Investors never seem to learn from the past -- stocks are up with many names climbing significantly higher based mainly on blind faith in charts, revenue growth metrics, and electric Kool-Aid served by Wall Street and the corporate-controlled media. I don't know where all of the spending is supposed to come from because most of the actual consumers in the economy are tapped out or completely broke. Here are 8 stocks that are in a manic, speculative bubble. I expect all of these "high beta" names to massively underperform the equity markets if we sell off 10% in the S&P 500 (SPY).
CROX -- Crocs is back from the grave, after the stock dropped from $67 to a mere $1 during the last financial crisis. In my opinion, the markets are headed back to a bear market mode and the stocks that sold off on fundamentals last time will likely sell off on fundamentals again this time. CROX has shown investors strong earnings, but these numbers are juiced by tax loss carry-forwards, cyclical factors, and likely some degree of accounting shenanigans. Crox trades for 33X trailing earnings and 21X forward earnings, but keep in mind it doesn't pay much in the way of taxes and that once you buy a pair of its sandals, you don't need to buy another pair for quite some time. At an EV/EBITDA ratio of 18, a price-to-free-cash flow of 37X, and a price-to-book value of 7X, I view these shares as being worth closer to $1 than $67 -- if our nation's debt gets downgraded, look for these shares to collapse with the overall market.
AMZN -- Amazon "beat" earnings but guidance was terrible and it barely earns any money regardless of the low EPS hurdles set by Wall Street analysts. The company has proven it can grow sales but operating and gross margins shrink by the same percentage levels that the top line rises, which makes the growing sales a wash from a bottom-line perspective. Eventually, state governments will find a way to tax Amazon. At 100X earnings, these shares carry too much risk to make sense for long investors. If the overall markets crash because of a default, AMZN will not be left unscathed.
LNKD -- LinkedIn is another great company at a terrible price tag. The shares are trading at 1100 times earnings and an obscene multiple-to-book value and revenue. Yes, the company has substantial value in its web site, but with 15% of the visitors of Yahoo (YHOO) and 50% of Yahoo's market cap, these shares are priced beyond perfection. 1999 saw many stocks like this, which were popular web sites with little earnings and crazy valuations -- maybe this time is different, but likely this time is the same as the last time we had an internet bubble.
PEET -- Peet's Coffee & Tea makes a good brew, but the stock could leave a bitter taste in the mouths of equity investors. Peet's is trading for 40X earnings and 4.5X book value. With a GDP growing at 1% or so, the US is heading for a recession. Stocks should be trading for around 12X earnings and if PEET's valuation reverts to a 15X multiple, the shares could lose over 50% of their value.
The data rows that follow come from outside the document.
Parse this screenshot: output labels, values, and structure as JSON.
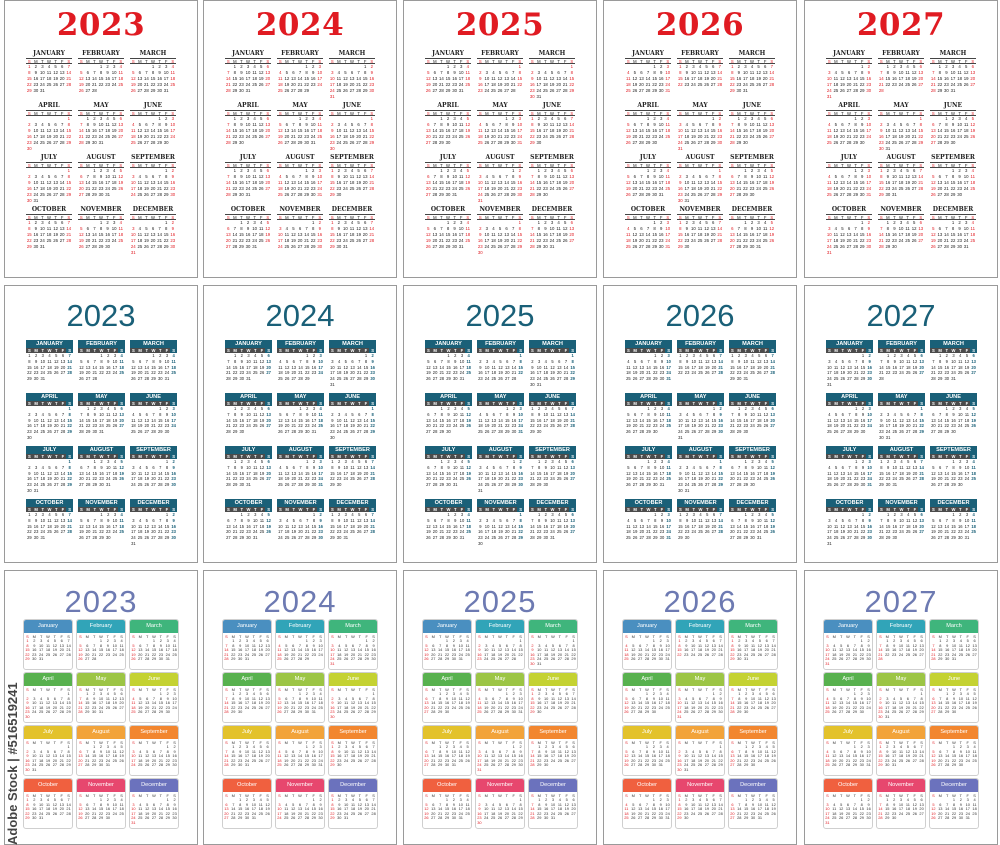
{
  "years": [
    "2023",
    "2024",
    "2025",
    "2026",
    "2027"
  ],
  "styles": [
    {
      "id": "classic-red",
      "year_color": "#e01b22",
      "weekday_headers": [
        "S",
        "M",
        "T",
        "W",
        "T",
        "F",
        "S"
      ]
    },
    {
      "id": "teal-bars",
      "year_color": "#1a6078",
      "weekday_headers": [
        "S",
        "M",
        "T",
        "W",
        "T",
        "F",
        "S"
      ]
    },
    {
      "id": "rainbow",
      "year_color": "#6d7ab2",
      "weekday_headers": [
        "S",
        "M",
        "T",
        "W",
        "T",
        "F",
        "S"
      ]
    }
  ],
  "month_names": {
    "uppercase": [
      "JANUARY",
      "FEBRUARY",
      "MARCH",
      "APRIL",
      "MAY",
      "JUNE",
      "JULY",
      "AUGUST",
      "SEPTEMBER",
      "OCTOBER",
      "NOVEMBER",
      "DECEMBER"
    ],
    "titlecase": [
      "January",
      "February",
      "March",
      "April",
      "May",
      "June",
      "July",
      "August",
      "September",
      "October",
      "November",
      "December"
    ]
  },
  "month_colors": [
    "#4a8fc0",
    "#31a4b8",
    "#3fb57c",
    "#58b14e",
    "#9cc545",
    "#c4d232",
    "#e3c22b",
    "#f2a33a",
    "#f2862f",
    "#f0603f",
    "#e7476e",
    "#6b72bd"
  ],
  "watermark": "Adobe Stock | #516519241"
}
QQQ -- The Nasdaq 100 is trading for over 23X earnings and technology spending is notoriously cyclical. Heading into a recession, most companies cut back on tech spending and investors tend to avoid the higher valuation, more speculative names in the market. Many of the QQQ stocks are trading at rich valuations, but investors may want to buy Apple (AAPL), Intel (INTC), and Microsoft (MSFT) for "long hedges" against any short in this index due to the heavy weighting of these bellwether firms.
IWM -- The Russell 2000 has badly lagged the Nasdaq and especially the Nasdaq 100. The Russell is quite pricey here, and the growth rate projected by the analysts may not materialize if we head for a recession or slowdown in the US. Without QE, the Russell looks very vulnerable to a sell off toward the $60 level, which would represent a much more logical valuation level for the index fund.
HRBN -- Harbin Electric. The buyout offer from the chairman of this company is looking less and less realistic, given that no news has hit regarding his financing or the terms of the MBO. Personally, I am skeptical of most offers made by insiders on companies based on contingent MBO financing from banks. The reason behind the skepticism is that the chairman should have arranged the financing first and then simply made the firm offer if the deal was a real one and not just a fake bid to squeeze shorts.
ZAGG -- Zagg makes Iphone skins, but the company is concentrated at Best Buy (BBY) and also with Apple. The business is trading at a large multiple to book value at over 5X and a PE ratio over 25X. Zagg faces a good deal of risk if the consumer slows down and shoppers hold on to their current cell phones without constantly upgrading.